Deze vrijheid strekt zich uit tot een groot deel van de vroege Elden Ring-spellen. Caelid, het met pus gevulde hellandschap ten oosten van het Tutorial-gebied, kan volledig worden genegeerd, net als het Weeping Peninsula ten zuiden van de kaart. De Academie van Raya Lucaria, de thuisbasis van de tweede grote stand van Renala, kan evengoed worden overgeslagen, dus ik maakte mijn gelukzalige pad naar het Altos-plateau.
Nu zijn er twee manieren om bij de herfstbossen van Altus te komen. Je kunt twee helften van een fantasiemedaillon verzamelen om een magische lift te activeren, maar daarvoor moet je wel een beetje rond de sombere oude forten komen. Een koeler (niet zo) geheim alternatief is om een zeer gevaarlijke helling vol met vleermuizen en sirene-achtige Misbegotten te beklimmen, die uitmondt in een gigantische Magma Wyrm (lees: draken) slaapplaats.
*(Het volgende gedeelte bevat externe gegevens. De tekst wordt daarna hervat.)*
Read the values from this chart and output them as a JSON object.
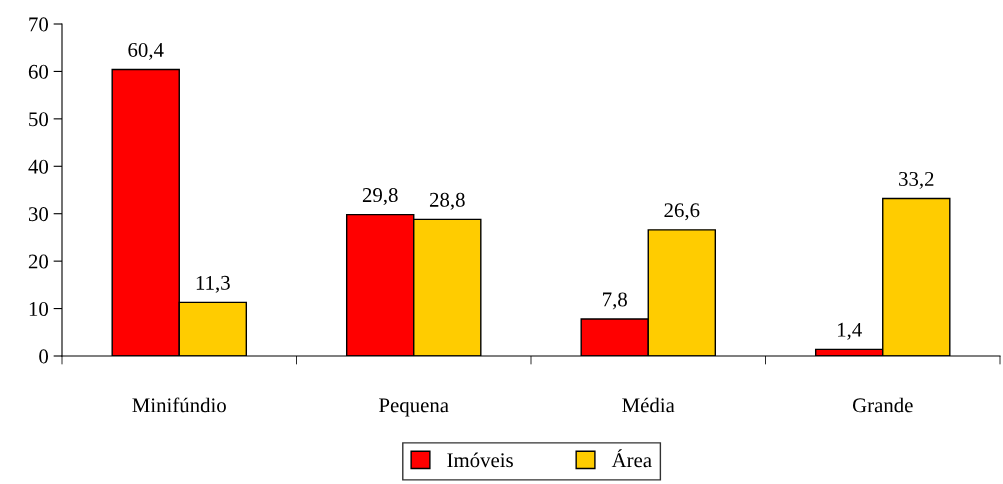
{
  "chart_data": {
    "type": "bar",
    "categories": [
      "Minifúndio",
      "Pequena",
      "Média",
      "Grande"
    ],
    "series": [
      {
        "name": "Imóveis",
        "color": "#ff0000",
        "values": [
          60.4,
          29.8,
          7.8,
          1.4
        ],
        "value_labels": [
          "60,4",
          "29,8",
          "7,8",
          "1,4"
        ]
      },
      {
        "name": "Área",
        "color": "#ffcc00",
        "values": [
          11.3,
          28.8,
          26.6,
          33.2
        ],
        "value_labels": [
          "11,3",
          "28,8",
          "26,6",
          "33,2"
        ]
      }
    ],
    "ylim": [
      0,
      70
    ],
    "yticks": [
      0,
      10,
      20,
      30,
      40,
      50,
      60,
      70
    ],
    "grid": false,
    "legend": "bottom"
  }
}
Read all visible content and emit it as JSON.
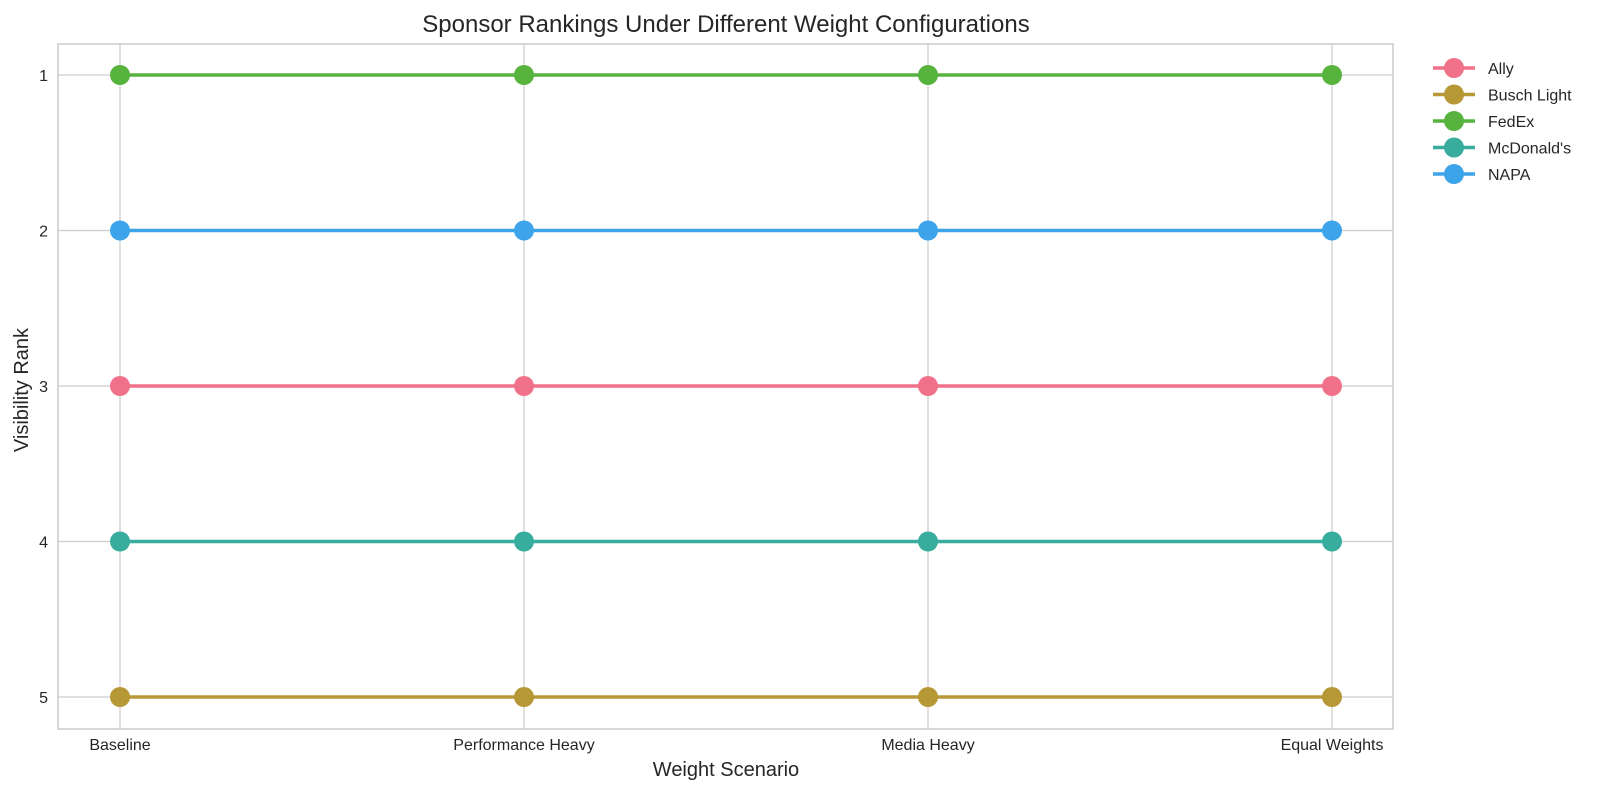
{
  "chart_data": {
    "type": "line",
    "title": "Sponsor Rankings Under Different Weight Configurations",
    "xlabel": "Weight Scenario",
    "ylabel": "Visibility Rank",
    "categories": [
      "Baseline",
      "Performance Heavy",
      "Media Heavy",
      "Equal Weights"
    ],
    "y_ticks": [
      "1",
      "2",
      "3",
      "4",
      "5"
    ],
    "ylim": [
      5.2,
      0.8
    ],
    "y_inverted": true,
    "grid": true,
    "legend_position": "outside top-right",
    "series": [
      {
        "name": "Ally",
        "color": "#f07189",
        "values": [
          3,
          3,
          3,
          3
        ]
      },
      {
        "name": "Busch Light",
        "color": "#b79836",
        "values": [
          5,
          5,
          5,
          5
        ]
      },
      {
        "name": "FedEx",
        "color": "#57b33d",
        "values": [
          1,
          1,
          1,
          1
        ]
      },
      {
        "name": "McDonald's",
        "color": "#38ad9e",
        "values": [
          4,
          4,
          4,
          4
        ]
      },
      {
        "name": "NAPA",
        "color": "#3ea4ea",
        "values": [
          2,
          2,
          2,
          2
        ]
      }
    ]
  }
}
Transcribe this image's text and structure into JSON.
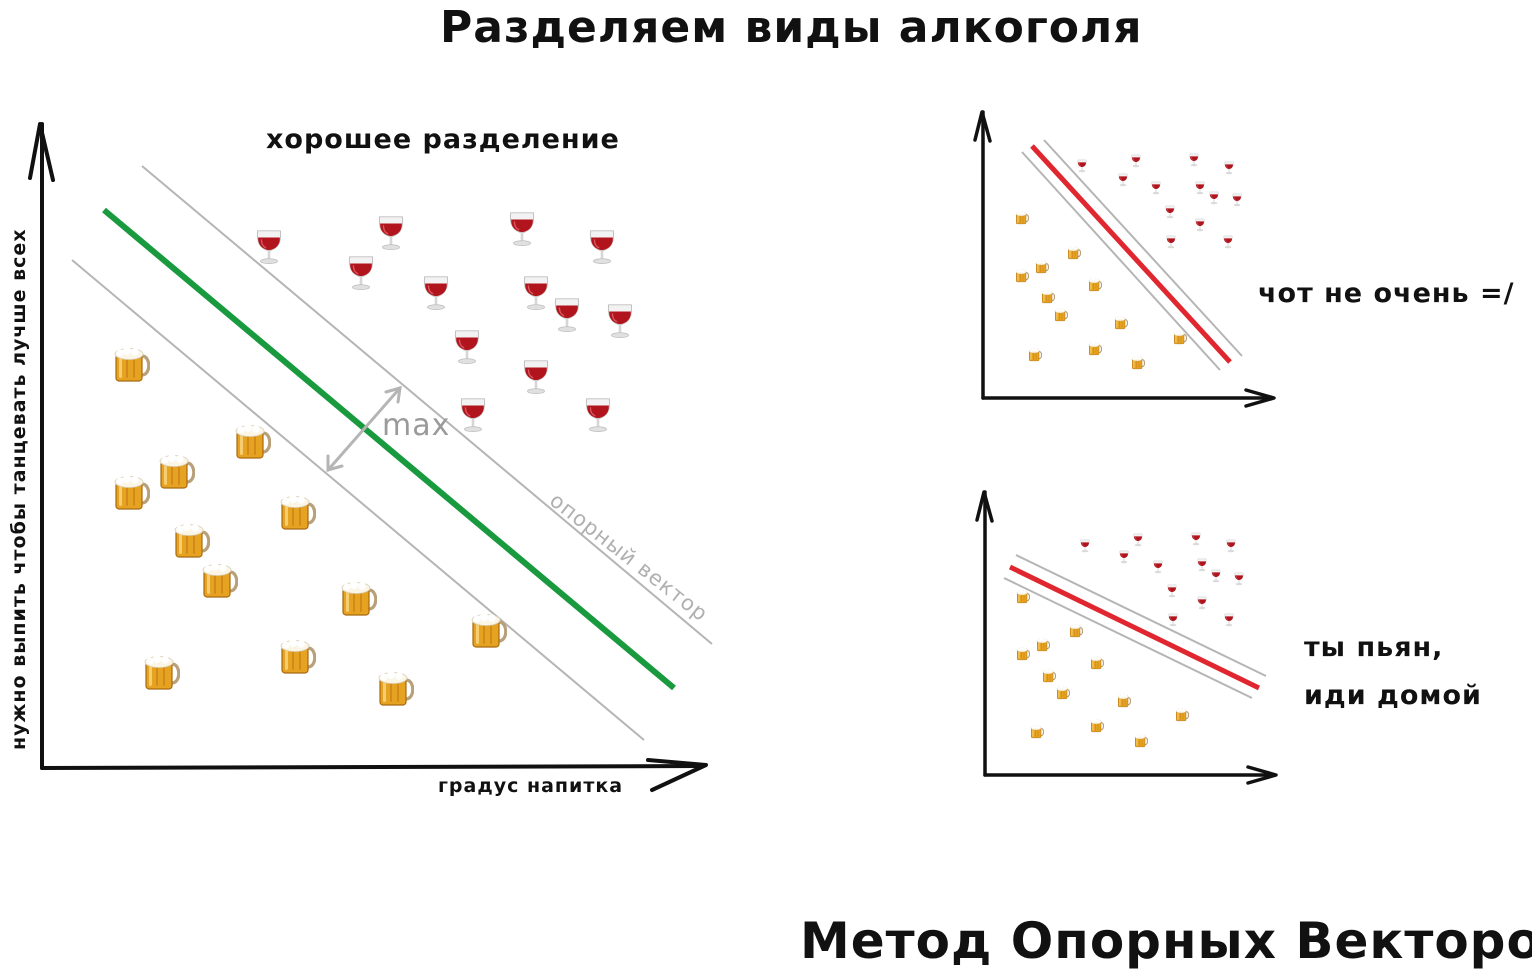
{
  "title": "Разделяем виды алкоголя",
  "footer_title": "Метод Опорных Векторов",
  "main_plot": {
    "label": "хорошее разделение",
    "x_axis_label": "градус напитка",
    "y_axis_label": "нужно выпить чтобы танцевать лучше всех",
    "margin_label": "max",
    "support_vector_label": "опорный вектор",
    "separator_color": "#1a9a3e",
    "support_line_color": "#b5b5b5",
    "beer_icon": "beer-mug-icon",
    "wine_icon": "wine-glass-icon"
  },
  "bad_plot_1": {
    "label": "чот не очень =/",
    "separator_color": "#e0262e"
  },
  "bad_plot_2": {
    "label_line1": "ты пьян,",
    "label_line2": "иди домой",
    "separator_color": "#e0262e"
  }
}
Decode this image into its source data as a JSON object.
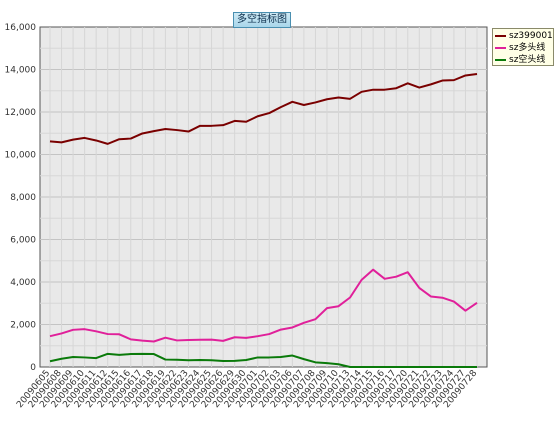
{
  "chart_data": {
    "type": "line",
    "title": "多空指标图",
    "x": [
      "20090605",
      "20090608",
      "20090609",
      "20090610",
      "20090611",
      "20090612",
      "20090615",
      "20090616",
      "20090617",
      "20090618",
      "20090619",
      "20090622",
      "20090623",
      "20090624",
      "20090625",
      "20090626",
      "20090629",
      "20090630",
      "20090701",
      "20090702",
      "20090703",
      "20090706",
      "20090707",
      "20090708",
      "20090709",
      "20090710",
      "20090713",
      "20090714",
      "20090715",
      "20090716",
      "20090717",
      "20090720",
      "20090721",
      "20090722",
      "20090723",
      "20090724",
      "20090727",
      "20090728"
    ],
    "yticks": [
      "0",
      "2,000",
      "4,000",
      "6,000",
      "8,000",
      "10,000",
      "12,000",
      "14,000",
      "16,000"
    ],
    "ylim": [
      0,
      16000
    ],
    "grid": true,
    "legend_position": "top-right",
    "series": [
      {
        "name": "sz399001",
        "color": "#7a0000",
        "values": [
          10620,
          10570,
          10700,
          10780,
          10660,
          10500,
          10720,
          10750,
          10990,
          11100,
          11200,
          11150,
          11080,
          11350,
          11350,
          11380,
          11580,
          11540,
          11800,
          11950,
          12230,
          12480,
          12330,
          12450,
          12600,
          12680,
          12620,
          12950,
          13050,
          13050,
          13120,
          13350,
          13150,
          13300,
          13480,
          13500,
          13720,
          13790
        ]
      },
      {
        "name": "sz多头线",
        "color": "#e0209a",
        "values": [
          1450,
          1580,
          1750,
          1780,
          1680,
          1550,
          1540,
          1300,
          1240,
          1200,
          1380,
          1250,
          1270,
          1280,
          1290,
          1230,
          1400,
          1370,
          1450,
          1550,
          1760,
          1860,
          2080,
          2250,
          2770,
          2860,
          3270,
          4100,
          4580,
          4150,
          4250,
          4460,
          3720,
          3320,
          3260,
          3080,
          2650,
          3020
        ]
      },
      {
        "name": "sz空头线",
        "color": "#0a7a0a",
        "values": [
          270,
          390,
          470,
          450,
          420,
          620,
          570,
          610,
          620,
          610,
          350,
          340,
          320,
          330,
          320,
          280,
          290,
          330,
          450,
          450,
          470,
          540,
          370,
          220,
          180,
          130,
          0,
          0,
          0,
          0,
          0,
          0,
          0,
          0,
          0,
          0,
          0,
          0
        ]
      }
    ]
  }
}
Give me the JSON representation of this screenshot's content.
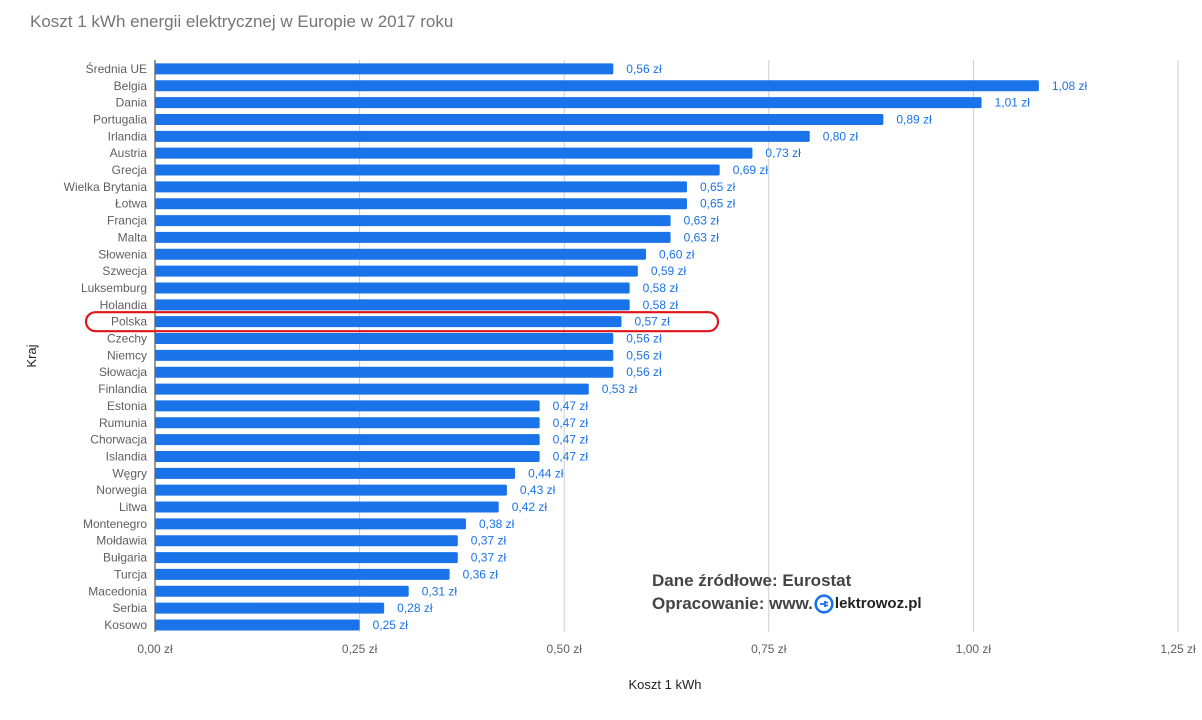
{
  "title": "Koszt 1 kWh energii elektrycznej w Europie w 2017 roku",
  "source": {
    "line1": "Dane źródłowe: Eurostat",
    "line2_prefix": "Opracowanie: www.",
    "brand": "lektrowoz.pl",
    "logo_icon": "electric-plug-logo-icon",
    "logo_color": "#1a73e8"
  },
  "chart_data": {
    "type": "bar",
    "orientation": "horizontal",
    "title": "Koszt 1 kWh energii elektrycznej w Europie w 2017 roku",
    "xlabel": "Koszt 1 kWh",
    "ylabel": "Kraj",
    "xlim": [
      0,
      1.25
    ],
    "x_ticks": [
      0,
      0.25,
      0.5,
      0.75,
      1.0,
      1.25
    ],
    "x_tick_labels": [
      "0,00 zł",
      "0,25 zł",
      "0,50 zł",
      "0,75 zł",
      "1,00 zł",
      "1,25 zł"
    ],
    "grid": true,
    "bar_color": "#1a73e8",
    "highlight_color": "#e0151a",
    "highlight_category": "Polska",
    "categories": [
      "Średnia UE",
      "Belgia",
      "Dania",
      "Portugalia",
      "Irlandia",
      "Austria",
      "Grecja",
      "Wielka Brytania",
      "Łotwa",
      "Francja",
      "Malta",
      "Słowenia",
      "Szwecja",
      "Luksemburg",
      "Holandia",
      "Polska",
      "Czechy",
      "Niemcy",
      "Słowacja",
      "Finlandia",
      "Estonia",
      "Rumunia",
      "Chorwacja",
      "Islandia",
      "Węgry",
      "Norwegia",
      "Litwa",
      "Montenegro",
      "Mołdawia",
      "Bułgaria",
      "Turcja",
      "Macedonia",
      "Serbia",
      "Kosowo"
    ],
    "values": [
      0.56,
      1.08,
      1.01,
      0.89,
      0.8,
      0.73,
      0.69,
      0.65,
      0.65,
      0.63,
      0.63,
      0.6,
      0.59,
      0.58,
      0.58,
      0.57,
      0.56,
      0.56,
      0.56,
      0.53,
      0.47,
      0.47,
      0.47,
      0.47,
      0.44,
      0.43,
      0.42,
      0.38,
      0.37,
      0.37,
      0.36,
      0.31,
      0.28,
      0.25
    ],
    "value_labels": [
      "0,56 zł",
      "1,08 zł",
      "1,01 zł",
      "0,89 zł",
      "0,80 zł",
      "0,73 zł",
      "0,69 zł",
      "0,65 zł",
      "0,65 zł",
      "0,63 zł",
      "0,63 zł",
      "0,60 zł",
      "0,59 zł",
      "0,58 zł",
      "0,58 zł",
      "0,57 zł",
      "0,56 zł",
      "0,56 zł",
      "0,56 zł",
      "0,53 zł",
      "0,47 zł",
      "0,47 zł",
      "0,47 zł",
      "0,47 zł",
      "0,44 zł",
      "0,43 zł",
      "0,42 zł",
      "0,38 zł",
      "0,37 zł",
      "0,37 zł",
      "0,36 zł",
      "0,31 zł",
      "0,28 zł",
      "0,25 zł"
    ]
  }
}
In een spel vol catacomben, en mijn bazen in kerkers die het gevoel hebben dat ze daar uit een mysterieuze noodzaak zijn neergezet, is het een geweldige serie. Ik werd op deze plek aanzienlijk onderschat, maar het maakte het alleen maar spannender – me wegsturen op zoek naar bliksemspreuken om het machtige beest te verslaan, wetende dat slechts één treffer me volledig zou doden.
(Afbeelding tegoed: uit het programma)
Pas toen ik bij de deuren van Leyndell, Royal Capital, aankwam, zette FromSoft de rem erop. Je kunt dwars door de Tree Sentinels rijden die de deur in de buitenwijken blokkeren. Je kunt zelfs de Draconic Tree Sentinel doden die de toegang tot de stad blokkeert. Maar de gouden mist zou pas opstijgen als je twee verdwaalde dragers doodde, een willekeurige barrière in een spel dat tot dan toe grotendeels vrij was van hen.
Elden Ring laat deze bekwaamheid niet helemaal vallen na Lindell. Er zijn meer magische amuletten die naar verborgen gebieden leiden, terwijl andere er dieper in verborgen zijn (bijvoorbeeld de Haligtree Tree en Dedicated Snow Fields). Er zijn nog steeds ruimtes om naar binnen te sluipen, een hele ondergrondse om te verkennen en een stad waar ik doorheen zou kunnen stormen door exploits en uitputtingsslag. In Leyndell draait Elden Ring van het ene type open wereld naar een andere, meedogenlozer gericht op spelers die proberen te sluipen.
Lindells probleem
In een poging om de bal aan het rollen te houden, heb ik geprobeerd minder “legitieme” toegangsmiddelen te gebruiken. Er zijn technieken om te sprinten, zoals de valse warp, natuurlijk, maar proberen vaag te blijven in de geest van de dingen die je bent geweest proberen over te slaan (Opent in een nieuw tabblad) Dat is tenminste Klein Klamp je vast aan de zandbak van het spel – gebruik een teleporterval om een vastgelopen toren te bereiken en probeer dan valschade aan te richten met een perfect getimede exploderende fles.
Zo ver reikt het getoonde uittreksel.